Alternatively, in step S504, in addition to performing affine transformation, a plurality of transformation methods including translation and rotation may be performed on the target infrared region. These transformation methods are well known in the art of image processing and will not be described in detail herein.
In practical cases, the depth image and the infrared image obtained by photographing the target object at the same relative position as described in step S201 may not be obtained. Generally speaking, there will be a certain deviation between the relative position (of the camera device and the target object) when the depth image is captured and the relative position (of the camera device and the target object) when the infrared image is captured, which results in that the shape and the position of the target object in the depth image will generally not match with the shape and the position of the target object in the infrared image, that is, the target object displayed in the infrared image will have a deviation or a deformation relative to the object displayed in the depth image, for example, the target object is located in the lower right corner of the depth image, and the target object moves to the upper left corner of the infrared image when the infrared image is captured.
The purpose of executing step S503 and step S504 is to adjust the shape and position of the target infrared region in the original infrared image by using a plurality of transformation methods including affine transformation, so as to obtain a transformed target infrared region whose position and shape are both matched with the target depth region in the depth image, and in this way, the offset and deformation of the target object in the infrared image relative to the target object in the depth image are eliminated.
And S505, performing difference on the infrared region after affine transformation and the target depth region in the depth image to obtain a region to be repaired.
Referring to the foregoing step S202, in performing step 505, a reference region located at the same position and having the same shape as the affine-transformed infrared region may be first determined in the depth image, and then a region surrounded by a boundary of the target depth region and the reference region boundary in the depth image may be determined as a region to be repaired.
S506, selecting the pixel points which are located in the area to be repaired and are adjacent to the repaired pixel points or the pixel points in the target depth area as the pixel points to be repaired.
And S507, updating the depth values of the pixel points to be repaired into weighted average values of the depth values of the corresponding multiple reference pixel points, and obtaining the repaired pixel points.
And S508, judging whether the repair is finished.
If the repair is not completed, the process returns to step S506, and if the repair is completed, the process returns to step S509.
And S509, outputting the repaired depth image.
In the method for restoring a depth image according to this embodiment, the specific execution procedures of the steps other than step S503 and step S504 are the same as the corresponding steps in the embodiment shown in fig. 2, and are not described in detail here.
In combination with the method for restoring a depth image provided in any embodiment of the present application, an embodiment of the present application further provides a device for restoring a depth image, and as shown in fig. 6, the device may include the following units:
an acquiring unit 601, configured to acquire a depth image and an infrared image.
The depth image and the infrared image are both images obtained by shooting a target object.
A recognition unit 602, configured to recognize a target depth region in the obtained depth image and a target infrared region in the infrared image.
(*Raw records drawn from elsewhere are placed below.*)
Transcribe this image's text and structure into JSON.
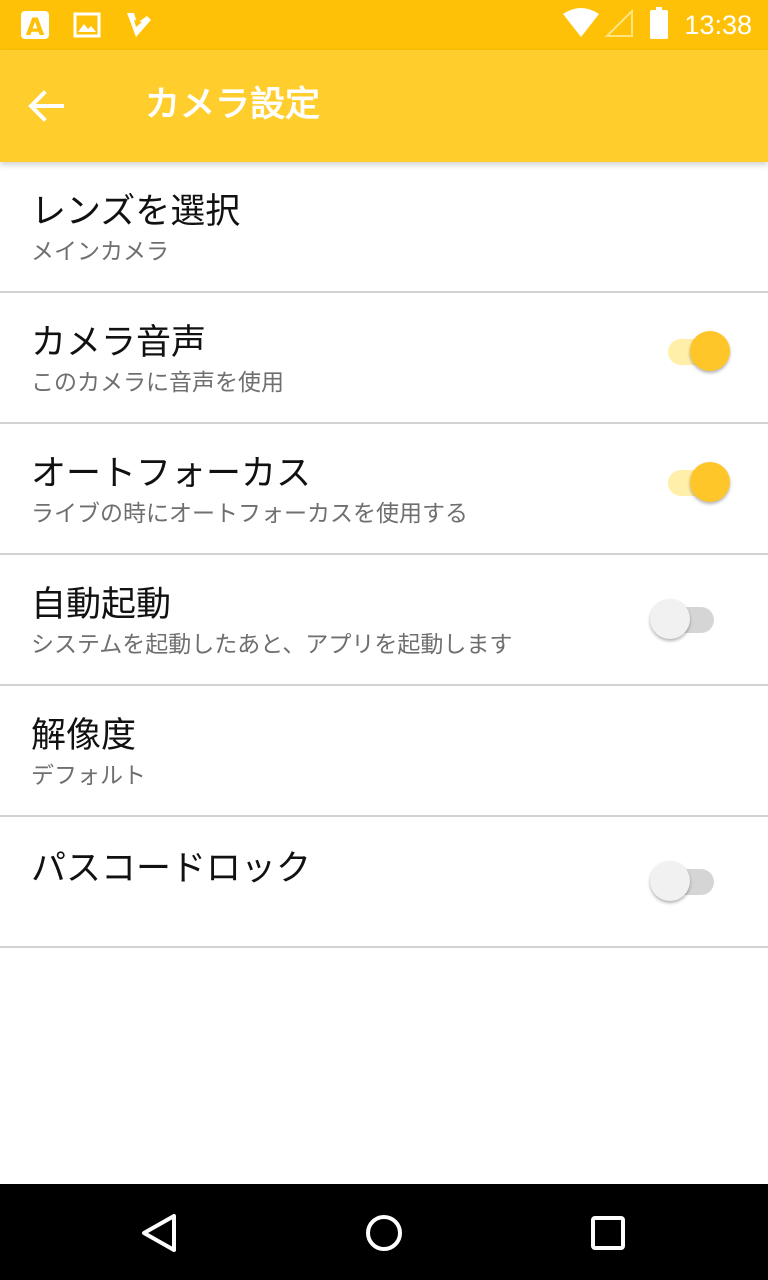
{
  "status_bar": {
    "time": "13:38",
    "icons": [
      "font-app-icon",
      "image-icon",
      "checkmark-app-icon",
      "wifi-icon",
      "cell-signal-icon",
      "battery-icon"
    ]
  },
  "app_bar": {
    "title": "カメラ設定",
    "back_icon": "arrow-back-icon",
    "color": "#FFCE2C"
  },
  "settings": [
    {
      "title": "レンズを選択",
      "summary": "メインカメラ"
    },
    {
      "title": "カメラ音声",
      "summary": "このカメラに音声を使用",
      "switch": true
    },
    {
      "title": "オートフォーカス",
      "summary": "ライブの時にオートフォーカスを使用する",
      "switch": true
    },
    {
      "title": "自動起動",
      "summary": "システムを起動したあと、アプリを起動します",
      "switch": false
    },
    {
      "title": "解像度",
      "summary": "デフォルト"
    },
    {
      "title": "パスコードロック",
      "switch": false
    }
  ],
  "nav_bar": {
    "icons": [
      "back-triangle-icon",
      "home-circle-icon",
      "recents-square-icon"
    ]
  },
  "colors": {
    "status_bar": "#FFC107",
    "accent": "#FFC62A",
    "switch_track_on": "#FFEFA8"
  }
}
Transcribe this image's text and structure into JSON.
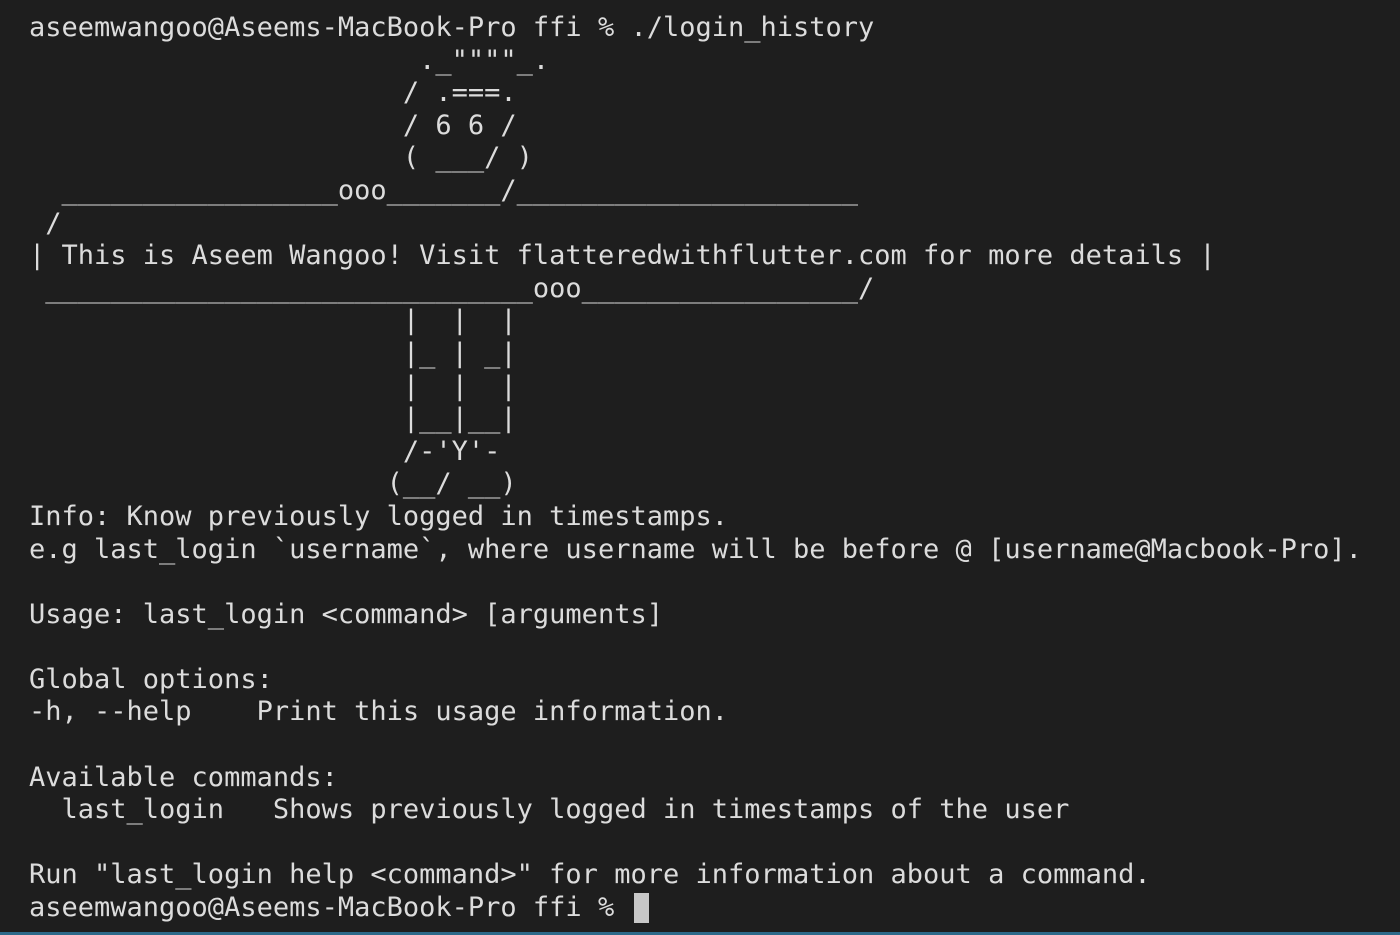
{
  "terminal": {
    "command_line": "aseemwangoo@Aseems-MacBook-Pro ffi % ./login_history",
    "art": [
      "                        ._\"\"\"\"_.",
      "                       / .===.",
      "                       / 6 6 /",
      "                       ( ___/ )",
      "  _________________ooo_______/_____________________",
      " /",
      "| This is Aseem Wangoo! Visit flatteredwithflutter.com for more details |",
      " ______________________________ooo_________________/",
      "                       |  |  |",
      "                       |_ | _|",
      "                       |  |  |",
      "                       |__|__|",
      "                       /-'Y'-",
      "                      (__/ __)"
    ],
    "info_line": "Info: Know previously logged in timestamps.",
    "example_line": "e.g last_login `username`, where username will be before @ [username@Macbook-Pro].",
    "usage_line": "Usage: last_login <command> [arguments]",
    "global_options_heading": "Global options:",
    "help_option_line": "-h, --help    Print this usage information.",
    "available_commands_heading": "Available commands:",
    "last_login_command_line": "  last_login   Shows previously logged in timestamps of the user",
    "run_help_line": "Run \"last_login help <command>\" for more information about a command.",
    "final_prompt": "aseemwangoo@Aseems-MacBook-Pro ffi % "
  },
  "colors": {
    "background": "#1e1e1e",
    "text": "#dcdcdc",
    "cursor": "#c8c8c8",
    "bottom_rule": "#2d6a8a"
  }
}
The target depth region refers to the region where the target object is located in the depth image, and the target infrared region refers to the region where the target object is located in the infrared image.
A determining unit 603, configured to determine, in the depth image, a reference region located at the same position as the target infrared region and having the same shape, and determine a region surrounded by a boundary of the reference region and a boundary of the target depth region as a region to be repaired.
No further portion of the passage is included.